Comment 14 paulystefan 2019-04-01 17:25:53 UTC
also in 6.1.5.2 and 6.2.1.1  

description and tags in image of pdf not available
Comment 15 Katarina Behrens (Inactive) 2019-05-06 12:37:16 UTC
Peeps please try again w/ daily (~6.3). Armin and I did some work here, the core of it is in https://cgit.freedesktop.org/libreoffice/core/commit/?id=2840352ba56a212d191cc16e08378c87672d7b73 + multiple minor fixes 

This ticket is a bit tl;dr but if this is really only about exporting img title and alt text to tagged PDF, then I can say this works
Comment 16 paulystefan 2019-08-23 22:39:40 UTC
see no change in lo 6.3.0.4
Comment 17 Timur 2019-12-04 16:19:16 UTC
Page http://accessibility.egovmon.no/en/pdfcheck/ is not available.
I used PAC 3 from https://commonlook.com/accessibility-software/pdf-validator/. 
I also found https://www.access-for-all.ch/en/pdf-lab/pdf-accessibility-checker-pac.html but didn't get it.

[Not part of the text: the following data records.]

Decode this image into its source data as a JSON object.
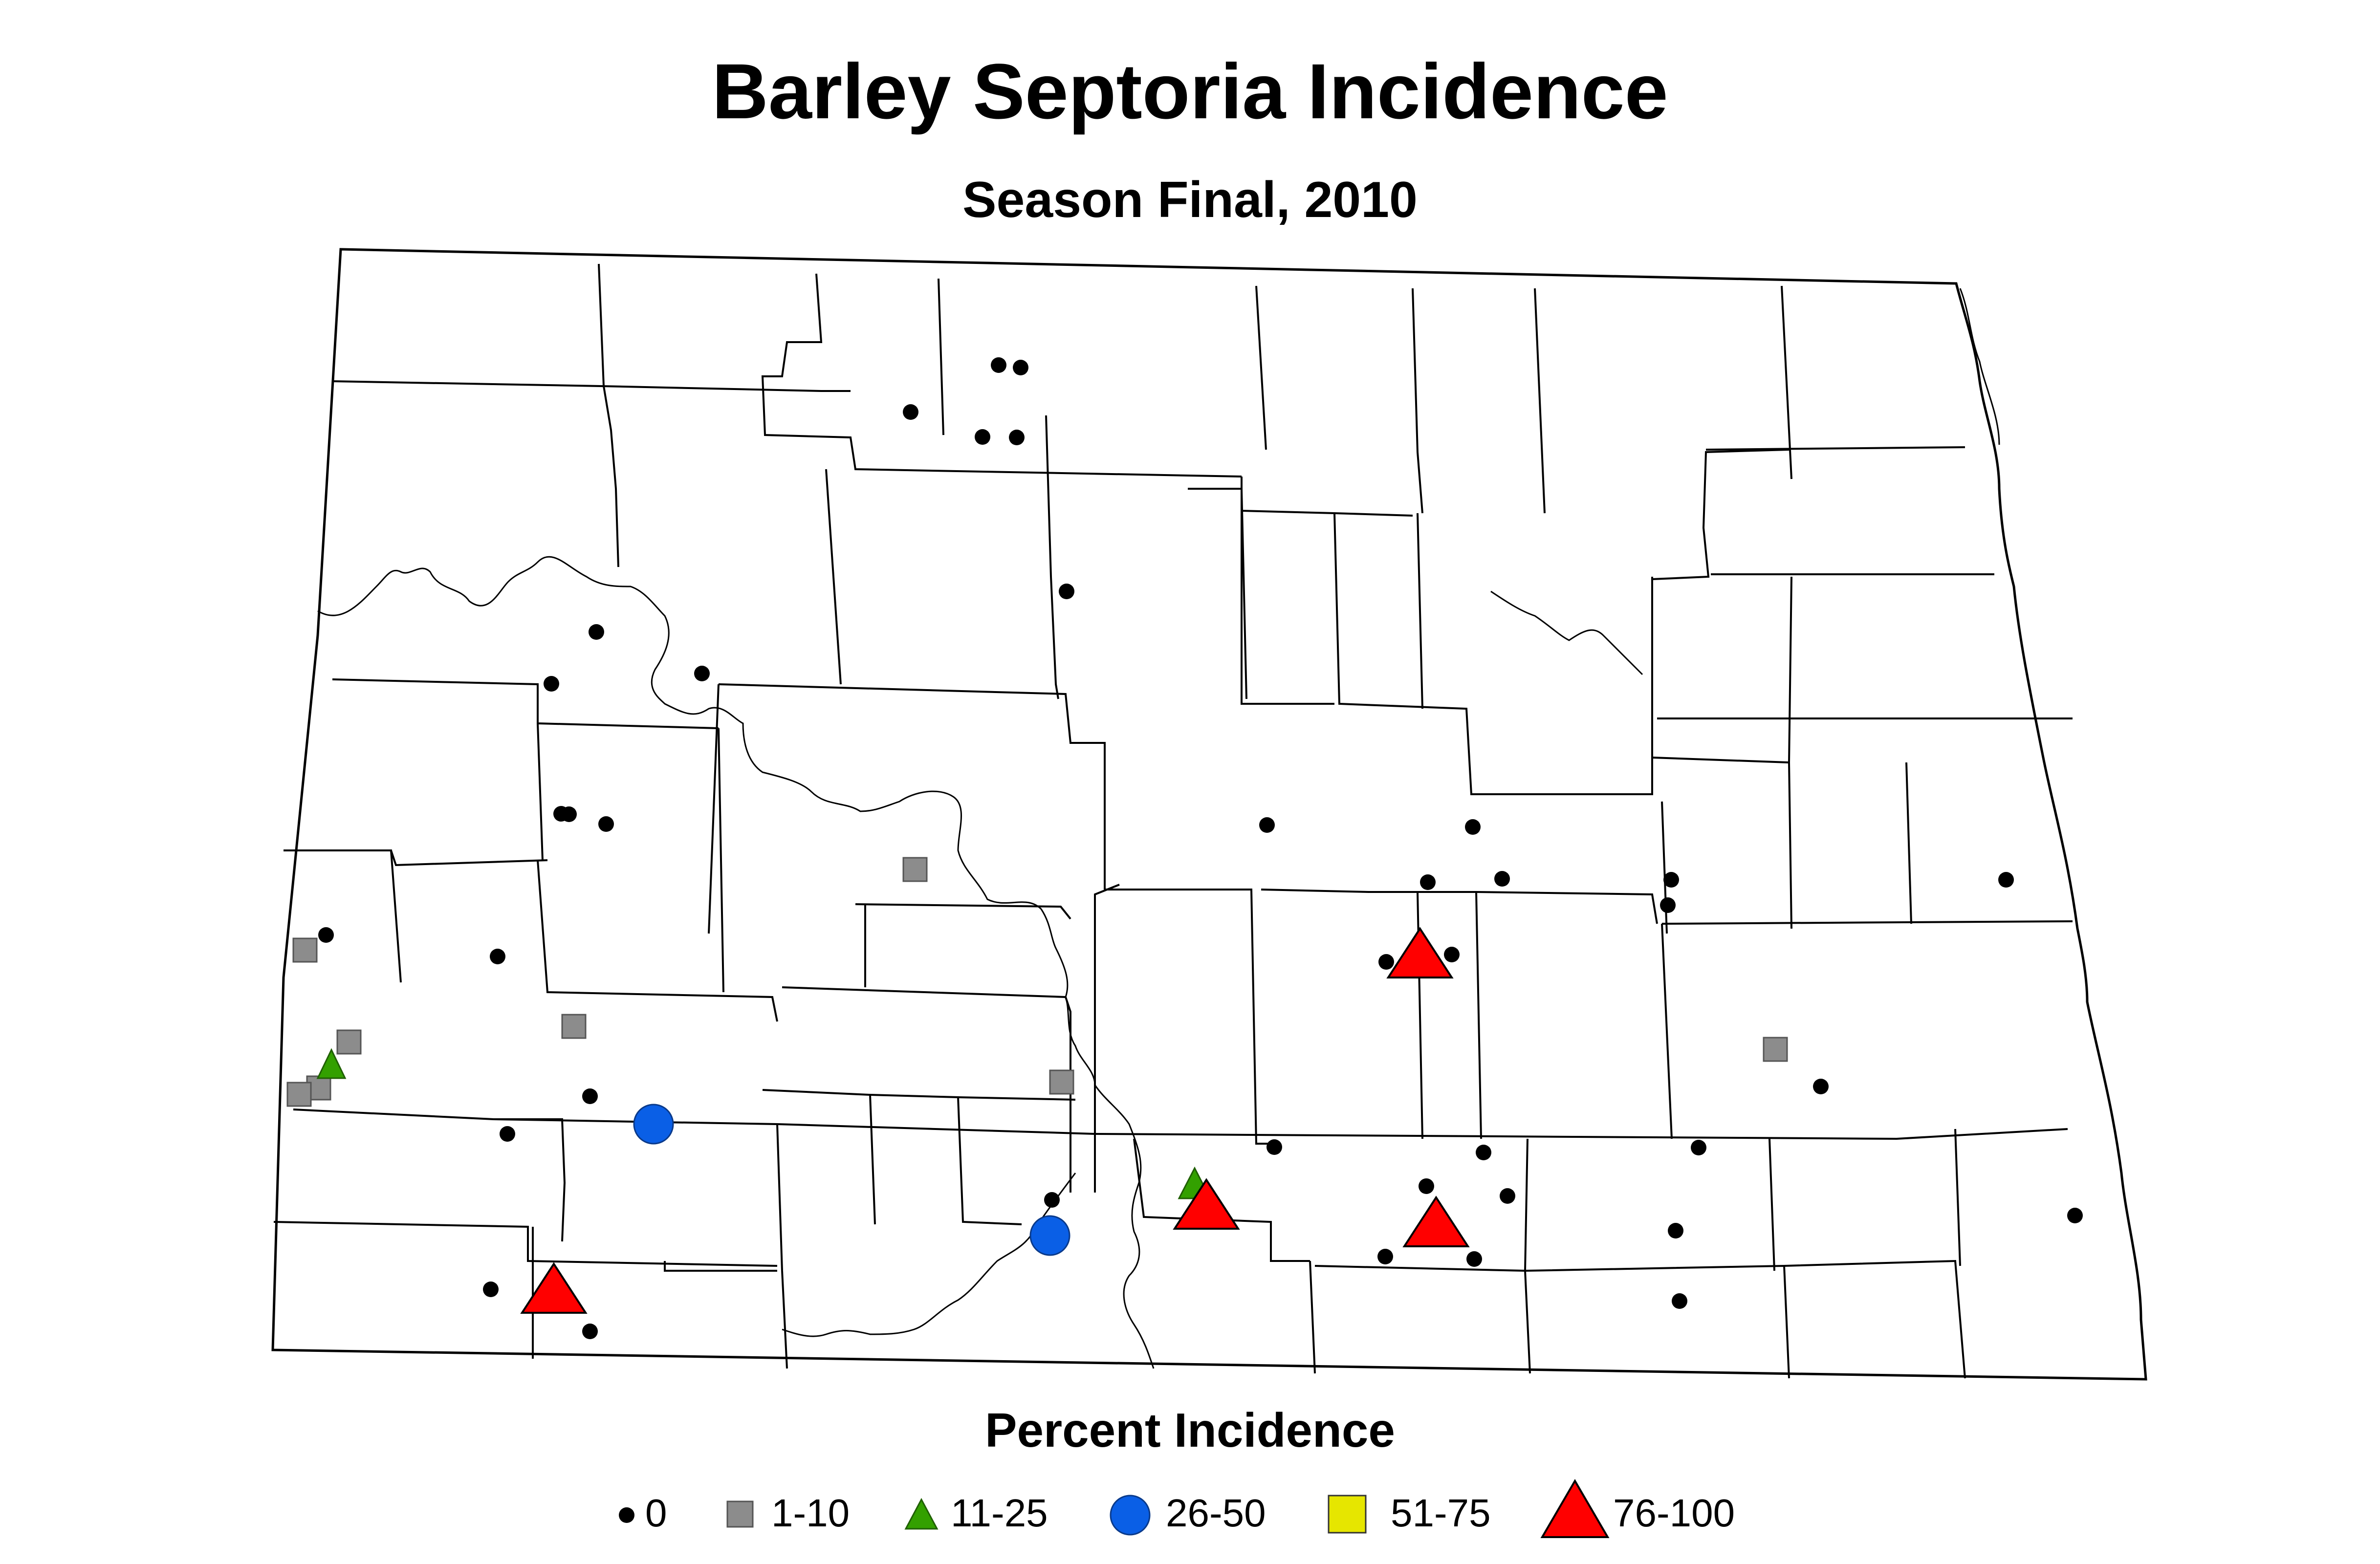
{
  "title": "Barley Septoria Incidence",
  "subtitle": "Season Final, 2010",
  "legend": {
    "title": "Percent Incidence",
    "classes": [
      {
        "label": "0",
        "symbol": "small-dot",
        "color": "#000000"
      },
      {
        "label": "1-10",
        "symbol": "square",
        "color": "#8c8c8c"
      },
      {
        "label": "11-25",
        "symbol": "small-triangle",
        "color": "#33a000"
      },
      {
        "label": "26-50",
        "symbol": "circle",
        "color": "#0a5fe6"
      },
      {
        "label": "51-75",
        "symbol": "square",
        "color": "#e6e600"
      },
      {
        "label": "76-100",
        "symbol": "large-triangle",
        "color": "#ff0000"
      }
    ]
  },
  "colors": {
    "county_fill": "#ffffff",
    "county_stroke": "#000000"
  }
}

Using Screen reader Preview in PAC3, in "Alt" I don't see image tags in older LO 5.2 and see them in master 6.5+.
So, I hope this is resolved, so I mark WorksForMe.

If someone finds this wrong, please explain and feel free to set New again.
Comment 18 Christophe Strobbe 2021-08-10 15:05:15 UTC
Since I reported the bug, I though I should recheck it.
I created some slides in LibreOffice Impress 7.1.4.2 on Windows 10 and exported them as PDF using two sets of options: once with just "Tagged PDF" (but no PDF/UA) and once with both "Tagged PDF" and "PDF/UA" enabled. This did not result in a different treatment of text alternatives for images. I found the following:

- When an image has only a Title but no Description in Impress, the Title gets exported as a text alternative. (The length of the Title does not seem to make a difference, i.e. also short Titles get exported as text alternatives.)
- When an image has only a Description, the Description gets exported as a text alternative.
- When an image has both Title and Description, the Title and the Description get combined into a single text alternative (i.e. concatenated with ' - ' between them). I don't know what to advise in this scenario: either mapping Impress's Title to PDF's title (in Adobe Acrobat) or dropping Impress's Title altogether if there is a Description.

---

In response to Manuel Razzari's comment: Neither ODF 1.2 nor ODF 1.3 (released in April 2021) provide a feature that allows you to explicitly mark an image as decorative. See my comment on bug 143311: https://bugs.documentfoundation.org/show_bug.cgi?id=143311#c7
Comment 19 Timur 2021-08-11 09:01:04 UTC
Christophe, thanks for recheck. 
I understand that you agree with WFM bug status. If you think something shouldbe be done, feel free to explain and set New.